Paris, De Soye et Bouchet, 1857.
In-12 (180 x 130 mm). Cartonnage à la Bradel de papier peigné, pièce de titre de maroquin vert sur le plat supérieur, dos lisse muet, couverture bleue conservée, étui (Leca). Exemplaire non rogné.
L’exemplaire de Stéphane Mallarmé.
Édition originale de la première publication de l'auteur, alors âgé de 18 ans.
Envoi autographe signé, sur le titre :
"à Stéphane Mallarmé
hommage taché d’un poète
sans tache
E. des Essarts".
En 1861, Emmanuel des Essarts (1839-1909), tout juste agrégé, est nommé professeur de lettres au lycée de Sens que Stéphane Mallarmé, tout jeune bachelier, vient de quitter. D’anciens professeurs favorisent leur rapprochement et les deux hommes se lient d’amitié. Dans ses Souvenirs littéraires, des Essarts confie que ses nouveaux collègues lui avaient parlé "d’un jeune homme qui vivait assez solitairement dans sa famille et faisait des vers".
"Guère plus âgé que Mallarmé, des Essarts s’apprête à supporter tant bien que mal son exil à Sens, avant d’être promu dans des sphères plus hautes. Mallarmé, qui se sait un moins brillant avenir, révèle cependant à ce confident inattendu ses espérances de poète. Le nom magique de Baudelaire revient dans leurs conversations et devant son interlocuteur ébaubi, des Essarts assure avec simplicité qu’il a déjà conversé avec l’auteur des Fleurs du Mal. Mallarmé qui croit toucher là son rêve, veut faire alors ses preuves pour le premier lecteur vrai que ce jeune professeur représente à ses yeux” (J.-L. Steinmetz, p. 50).

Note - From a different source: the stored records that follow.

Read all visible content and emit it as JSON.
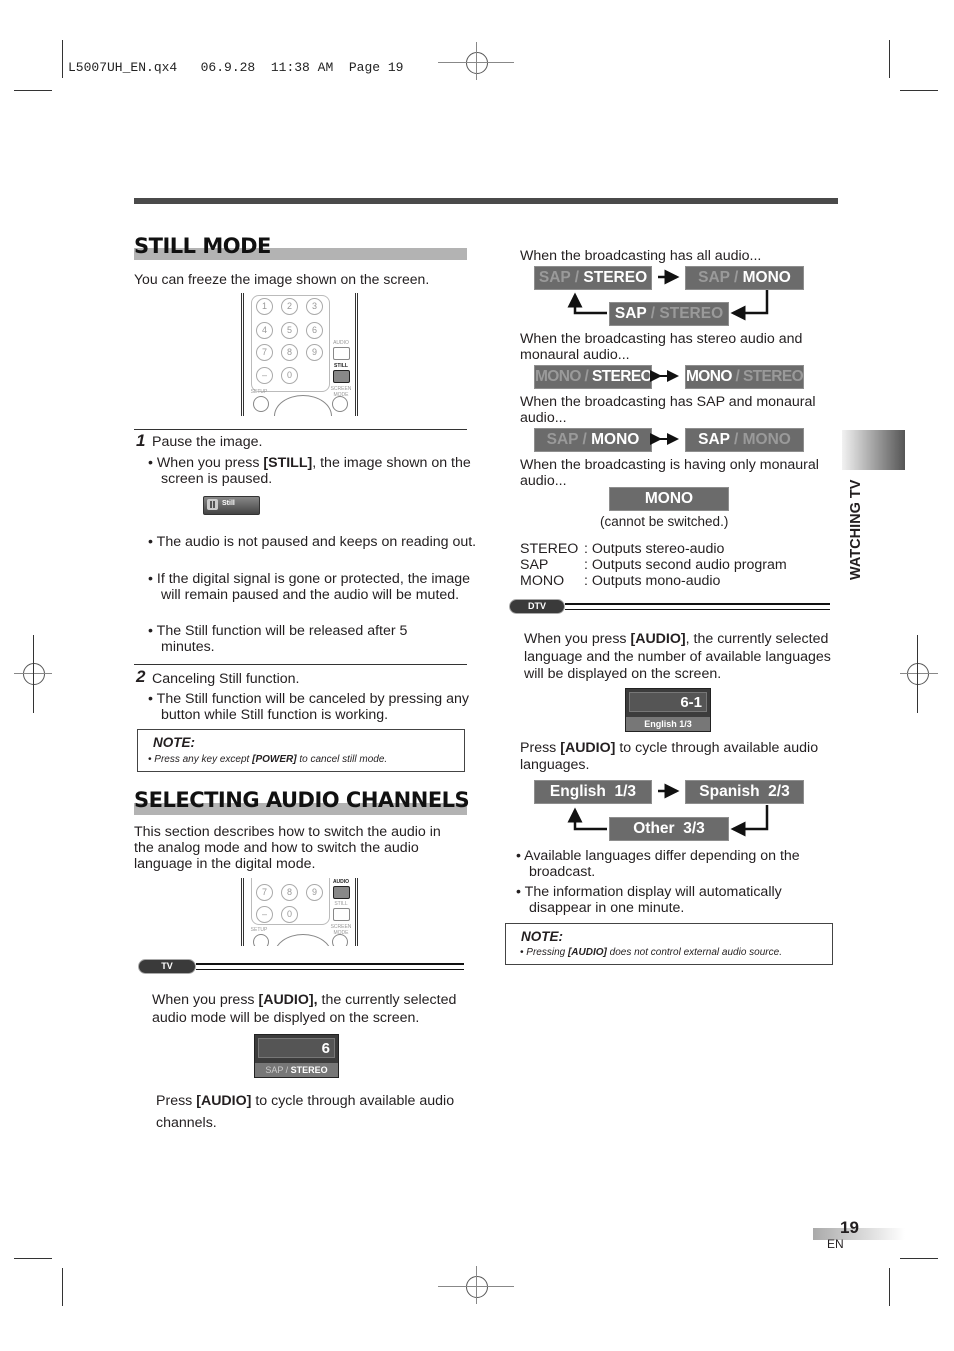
{
  "print_header": {
    "file": "L5007UH_EN.qx4",
    "date": "06.9.28",
    "time": "11:38 AM",
    "page_label": "Page 19"
  },
  "still_mode": {
    "title": "STILL MODE",
    "intro": "You can freeze the image shown on the screen.",
    "remote": {
      "keys": [
        "1",
        "2",
        "3",
        "4",
        "5",
        "6",
        "7",
        "8",
        "9",
        "–",
        "0"
      ],
      "audio_label": "AUDIO",
      "still_label": "STILL",
      "setup_label": "SETUP",
      "screen_mode_label": "SCREEN MODE",
      "highlighted": "STILL"
    },
    "step1": {
      "number": "1",
      "heading": "Pause the image.",
      "bullet1_pre": "• When you press ",
      "bullet1_key": "[STILL]",
      "bullet1_post": ", the image shown on the screen is paused.",
      "osd_label": "Still",
      "bullets": [
        "• The audio is not paused and keeps on reading out.",
        "• If the digital signal is gone or protected, the image will remain paused and the audio will be muted.",
        "• The Still function will be released after 5 minutes."
      ]
    },
    "step2": {
      "number": "2",
      "heading": "Canceling Still function.",
      "bullet": "• The Still function will be canceled by pressing any button while Still function is working."
    },
    "note": {
      "heading": "NOTE:",
      "pre": "• Press any key except ",
      "key": "[POWER]",
      "post": " to cancel still mode."
    }
  },
  "audio_channels": {
    "title": "SELECTING AUDIO CHANNELS",
    "intro": "This section describes how to switch the audio in the analog mode and how to switch the audio language in the digital mode.",
    "remote": {
      "keys": [
        "7",
        "8",
        "9",
        "–",
        "0"
      ],
      "audio_label": "AUDIO",
      "still_label": "STILL",
      "setup_label": "SETUP",
      "screen_mode_label": "SCREEN MODE",
      "highlighted": "AUDIO"
    },
    "tv": {
      "badge": "TV",
      "press_pre": "When you press ",
      "press_key": "[AUDIO],",
      "press_post": " the currently selected audio mode will be displyed on the screen.",
      "osd_channel": "6",
      "osd_mode_dim": "SAP / ",
      "osd_mode_lit": "STEREO",
      "cycle_pre": "Press ",
      "cycle_key": "[AUDIO]",
      "cycle_post": " to cycle through available audio channels."
    },
    "broadcast_cases": [
      {
        "caption": "When the broadcasting has all audio...",
        "modes": [
          {
            "dim": "SAP / ",
            "lit": "STEREO",
            "order": "dim-first"
          },
          {
            "dim": "SAP / ",
            "lit": "MONO",
            "order": "dim-first"
          },
          {
            "lit": "SAP",
            "dim": " / STEREO",
            "order": "lit-first"
          }
        ],
        "flow": "cycle"
      },
      {
        "caption": "When the broadcasting has stereo audio and monaural audio...",
        "modes": [
          {
            "dim": "MONO / ",
            "lit": "STEREO",
            "order": "dim-first"
          },
          {
            "lit": "MONO",
            "dim": " / STEREO",
            "order": "lit-first"
          }
        ],
        "flow": "toggle"
      },
      {
        "caption": "When the broadcasting has SAP and monaural audio...",
        "modes": [
          {
            "dim": "SAP / ",
            "lit": "MONO",
            "order": "dim-first"
          },
          {
            "lit": "SAP",
            "dim": " / MONO",
            "order": "lit-first"
          }
        ],
        "flow": "toggle"
      },
      {
        "caption": "When the broadcasting is having only monaural audio...",
        "modes": [
          {
            "lit": "MONO"
          }
        ],
        "flow": "none",
        "footnote": "(cannot be switched.)"
      }
    ],
    "legend": [
      {
        "term": "STEREO",
        "desc": ": Outputs stereo-audio"
      },
      {
        "term": "SAP",
        "desc": ": Outputs second audio program"
      },
      {
        "term": "MONO",
        "desc": ": Outputs mono-audio"
      }
    ],
    "dtv": {
      "badge": "DTV",
      "press_pre": "When you press ",
      "press_key": "[AUDIO]",
      "press_post": ", the currently selected language and the number of available languages will be displayed on the screen.",
      "osd_channel": "6-1",
      "osd_language": "English 1/3",
      "cycle_pre": "Press ",
      "cycle_key": "[AUDIO]",
      "cycle_post": " to cycle through available audio languages.",
      "languages": [
        "English  1/3",
        "Spanish  2/3",
        "Other  3/3"
      ],
      "bullets": [
        "• Available languages differ depending on the broadcast.",
        "• The information display will automatically disappear in one minute."
      ],
      "note": {
        "heading": "NOTE:",
        "pre": "• Pressing ",
        "key": "[AUDIO]",
        "post": " does not control external audio source."
      }
    }
  },
  "side_tab": "WATCHING TV",
  "footer": {
    "page_number": "19",
    "lang": "EN"
  }
}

Mallarmé consacra à des Essarts deux de ses premiers articles, "Les Poésies parisiennes" dans Le Papillon (10 janvier 1862) et "Variétés. Les Poésies parisiennes" dans Le Sénonais (22 mars 1862).
Stéphane Mallarmé (envoi).
Bernard Malle.
Acquis auprès de ce dernier par l’actuel propriétaire.
J.-L. Steinmetz, Stéphane Mallarmé, Fayard, 1998.